The only picture I have of Mike Sullivan with Bernice

Mike's father, John Sullivan,  favored his older brother, Cletus to the point that when John died early and unexpectedly, his estate was left entirely to Cletus, as long as he cared for his mother and 3 sisters.  But more often than not it was Mike who took care of them and who worked the hardware store in Payne.

In 1923, 8 years after graduating from college, Bernice consented to marry Mike.  She had to convert to Catholicism to do so, which caused some heartache in her strongly Protestant family, but her parents did not abandon her and neither did Seth or Grandmother.   Once married, the Sullivans moved to Payne to set up house.  Shortly afterwards, tragedy struck when the stove in the kitchen exploded, burning Bernice's face very badly.  Luckily the doctor who was called to attend her had been hunting the day before and had some deer tallow on hand which he used t coat her face.  He credited the deer tallow with healing her sufficiently that she did not have any visible scars.  But it took a while.  For a long tie after the explosion, she had to wear huge bandages that entirely covered her face, all but her eyes.  And although no visible scars remained  from the accident, she lost all of the oil glands below the skin on  her face, and for the rest of her life had to apply prepared oils and emollients onto her cheeks, chin, and forehead on a regular basis, even to the point of having to get  up once or twice every night.  Which for me, helped explain the large collection of cosmetics and her dry skin that had left such a deep impression on me as a child.

Bernice's married life was stormy by all accounts.  Mike became a raging alcoholic and was abusive at times.   Grandmother recalled several times Bernice showed up with black eyes which she attributed to running into door frames.  But it was very well known about Mike's drinking and his temper.  My father told me a story maybe 20 years ago, about how when Dad was a little kid, Mike was sent over to Indiana to pick him up  and bring him and another friend of Dad's back home to Paulding.  Mike stopped at every bar on the way home for a drink, leaving the boys out in the car.  As his stops increased, his driving grew so erratic that Dad and his friend crawled under the back seats to protect themselves in case of a wreck. I think that was the last time Mike was entrusted with that responsibility.
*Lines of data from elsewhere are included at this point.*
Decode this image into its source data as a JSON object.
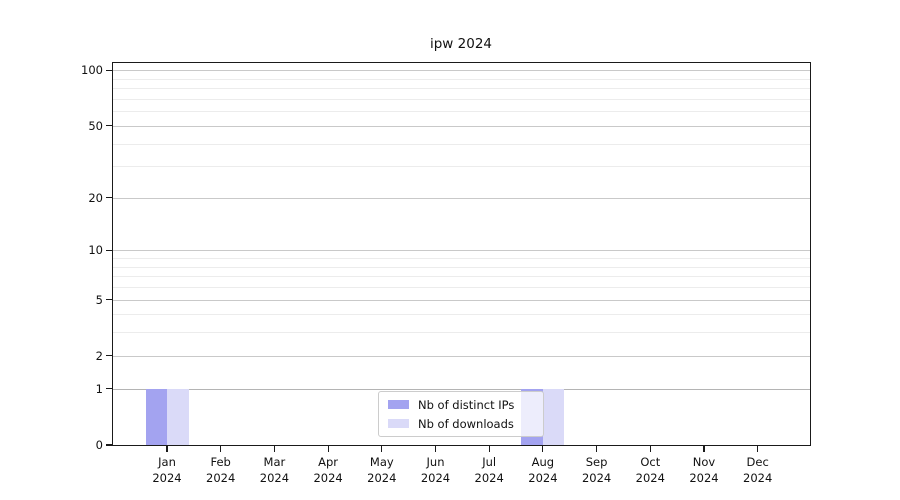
{
  "chart_data": {
    "type": "bar",
    "title": "ipw 2024",
    "categories": [
      "Jan 2024",
      "Feb 2024",
      "Mar 2024",
      "Apr 2024",
      "May 2024",
      "Jun 2024",
      "Jul 2024",
      "Aug 2024",
      "Sep 2024",
      "Oct 2024",
      "Nov 2024",
      "Dec 2024"
    ],
    "series": [
      {
        "name": "Nb of distinct IPs",
        "color": "#a3a3f0",
        "values": [
          1,
          0,
          0,
          0,
          0,
          0,
          0,
          1,
          0,
          0,
          0,
          0
        ]
      },
      {
        "name": "Nb of downloads",
        "color": "#dadaf8",
        "values": [
          1,
          0,
          0,
          0,
          0,
          0,
          0,
          1,
          0,
          0,
          0,
          0
        ]
      }
    ],
    "xlabel": "",
    "ylabel": "",
    "yscale": "log1p",
    "ylim": [
      0,
      111
    ],
    "y_major_ticks": [
      0,
      1,
      2,
      5,
      10,
      20,
      50,
      100
    ],
    "y_minor_ticks": [
      3,
      4,
      6,
      7,
      8,
      9,
      30,
      40,
      60,
      70,
      80,
      90
    ],
    "grid": "horizontal",
    "legend_position": "lower center",
    "colors": {
      "axis": "#1a1a1a",
      "major_grid": "#c9c9c9",
      "minor_grid": "#ececec",
      "unit_line": "#b4b4b4",
      "background": "#ffffff"
    }
  }
}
But Mike had his good points too.  He was extremely generous with Bebe and his mother and his sisters and to many others.  Once he picked up a Hungarian family he found in the road.  They were destitute after arriving in the US after WW2.  He put them up in a 2 room house across from where he and Bernice lived and helped them get a start on life in the U.S.  Mike managed the hardware store in Payne, and eventually Bernice joined him and did the books, something she had learned to do while working in the office of her father's various businesses.  Mike died in 1949, probably a result of his alcoholism.  After his death, Bernice took over and ran the hardware store in Payne for a number of years, but eventually she sold it and moved to Paulding to care for her ailing parents and when they died, she stayed in their house on North Williams Street for almost another 30 years.   Though she had been married to Mike for over 25 years, I cannot recall seeing a single picture of him displayed among the many family photos that Aunt Bebe had on her walls and side tables in the Paulding home. 









3 comments:

Malia said...

what an engaging portrait of Aunt Bebe! thank you

Laura said...

Thanks for sharing this. A wonderful read.

Dr. Harl Delos said...

Thanks.

There are a lot of familiar names there - including W. H., the postmaster. I never knew him, and I'm not sure how I know the name. Maybe it used to be on the wall of the post office?

There's a magnificent piece of art on the west wall of the lobby of the Paulding post office that dates from the depression. If you get a chance, drop in to admire it.

I hadn't thought of that juke box in Charloe for a couple of decades. If anything, it was even lovelier than you describe it.